Setelah kemenangannya di Indonesia Open pada akhir Agustus kemarin, Suteepat memang berada dalam kepercayaan diri yang tinggi. Ia pun merasa PIK Golf Course sangat cocok dengan gaya permainannya.“Setelah kemenangan saya pada Agustus kemarin, saya menjadi jauh lebih percaya diri. Itu adalah kemenangan besar bagi saya, dan saya merasa lebih rileks. Saya hanya mengikuti game plan saya.Kedi saya mengatakan saya bisa memimpin di sini karena lapangan ini cocok untuk saya. Fairway-nya tidak terlalu sempit, tetapi green-nya cukup keras. Jika bola Anda tidak berada di fairway, Anda tidak bisa mengontrol putaran bola,” tambahnya.

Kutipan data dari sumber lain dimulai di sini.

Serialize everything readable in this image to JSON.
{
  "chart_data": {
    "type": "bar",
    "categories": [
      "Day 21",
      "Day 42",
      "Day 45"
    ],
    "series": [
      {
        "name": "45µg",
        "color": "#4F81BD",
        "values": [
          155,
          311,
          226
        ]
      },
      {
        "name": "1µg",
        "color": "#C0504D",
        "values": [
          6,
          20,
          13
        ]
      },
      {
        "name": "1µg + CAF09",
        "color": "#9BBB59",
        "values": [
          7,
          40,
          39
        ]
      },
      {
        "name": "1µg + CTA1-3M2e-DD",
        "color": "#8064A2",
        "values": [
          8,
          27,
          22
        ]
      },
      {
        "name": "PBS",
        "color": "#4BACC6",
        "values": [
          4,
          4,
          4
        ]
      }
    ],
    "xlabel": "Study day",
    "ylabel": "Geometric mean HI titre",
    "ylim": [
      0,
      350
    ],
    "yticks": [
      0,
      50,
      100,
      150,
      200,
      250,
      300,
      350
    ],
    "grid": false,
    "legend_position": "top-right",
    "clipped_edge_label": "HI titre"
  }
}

Meski demikian, posisi Suteepat memang bisa saja tergusur. Rekan senegaranya, Pavit Tangkamolprasert, masih memungkinkan untuk menggeser posisi Suteepat. Mencetak 6-di bawahpar, Pavit yang bermain di jadwal siang menyodok ke posisi kedua—bergabung dengan 3 pegolf lainnya. Ia bahkan memiliki keuntungan dengan permainan tersisa 2 hole. Jadwal siang Jakarta International Championship 2025 tidak dapat diselesaikan karena hari sudah gelap.